Anne è un’altra ragazza emancipata, come lo era Prudence Cowley, di Avversario Segreto, ma in questo caso orfana di un padre professore di antropologia e abbastanza povera per potersi permettere di girare il mondo da sola senza che sia un fatto sconveniente.

Incappata in un incidente in metro a Londra che per lei non è un semplice incidente, Anne si fa portare dalla corrente del mistero e conosce personaggi altolocati, stelle del cinema, avventurieri, oltre che naturalmente il grande amore.

La narrazione si volge nell’alternarsi di due diari, quello della nostra intraprendente eroina e quello del compassato Sir Eustace Pedler, un membro del Parlamento che si trova coinvolto in tutto l’intreccio. Così la trama sembra costruita in un felice climax tra la fresca visione del mondo di una giovane che inizia a scoprirlo e quella di un compassato gentiluomo che invece lo conosce talmente bene da esserne quasi annoiato.
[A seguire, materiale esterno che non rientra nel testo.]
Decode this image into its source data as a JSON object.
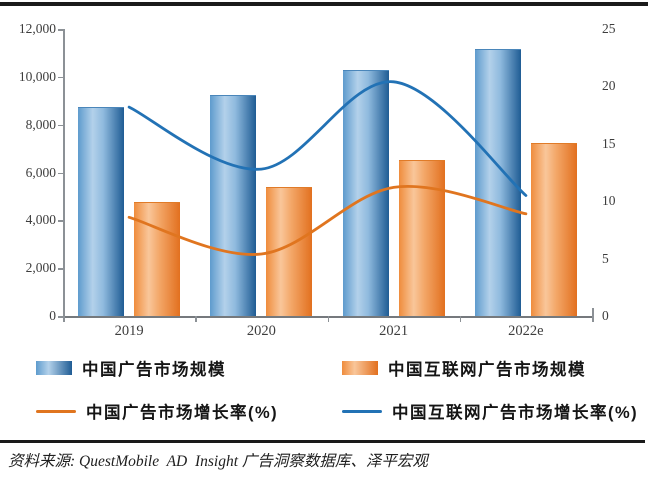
{
  "chart_data": {
    "type": "combo-bar-line",
    "categories": [
      "2019",
      "2020",
      "2021",
      "2022e"
    ],
    "series": [
      {
        "name": "中国广告市场规模",
        "type": "bar",
        "axis": "left",
        "color": "#2e75b6",
        "values": [
          8720,
          9220,
          10280,
          11180
        ]
      },
      {
        "name": "中国互联网广告市场规模",
        "type": "bar",
        "axis": "left",
        "color": "#ed7d31",
        "values": [
          4780,
          5410,
          6540,
          7250
        ]
      },
      {
        "name": "中国广告市场增长率(%)",
        "type": "line",
        "axis": "right",
        "color": "#e0751f",
        "values": [
          8.6,
          5.4,
          11.2,
          8.9
        ]
      },
      {
        "name": "中国互联网广告市场增长率(%)",
        "type": "line",
        "axis": "right",
        "color": "#2272b5",
        "values": [
          18.2,
          12.8,
          20.4,
          10.5
        ]
      }
    ],
    "left_axis": {
      "min": 0,
      "max": 12000,
      "step": 2000,
      "tick_labels": [
        "0",
        "2,000",
        "4,000",
        "6,000",
        "8,000",
        "10,000",
        "12,000"
      ]
    },
    "right_axis": {
      "min": 0,
      "max": 25,
      "step": 5,
      "tick_labels": [
        "0",
        "5",
        "10",
        "15",
        "20",
        "25"
      ]
    },
    "grid": false,
    "legend_position": "bottom",
    "title": ""
  },
  "footer": {
    "source_text": "资料来源: QuestMobile  AD  Insight 广告洞察数据库、泽平宏观"
  }
}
Un’avventura che racchiude l’esotico del viaggio in Africa, il brivido dei rapimenti e delle sparatorie, oltre che di vari omicidi in cerca di colpevole.

“L’uomo vestito di marrone”, archetipo dell’uomo misterioso che potrebbe essere sia l’assassino che l’eroe solitario, sarà la figura da cui tutto parte e in cui tutto finisce, mentre intorno, come direbbe Paolo Conte, “c’è un bel traffico”.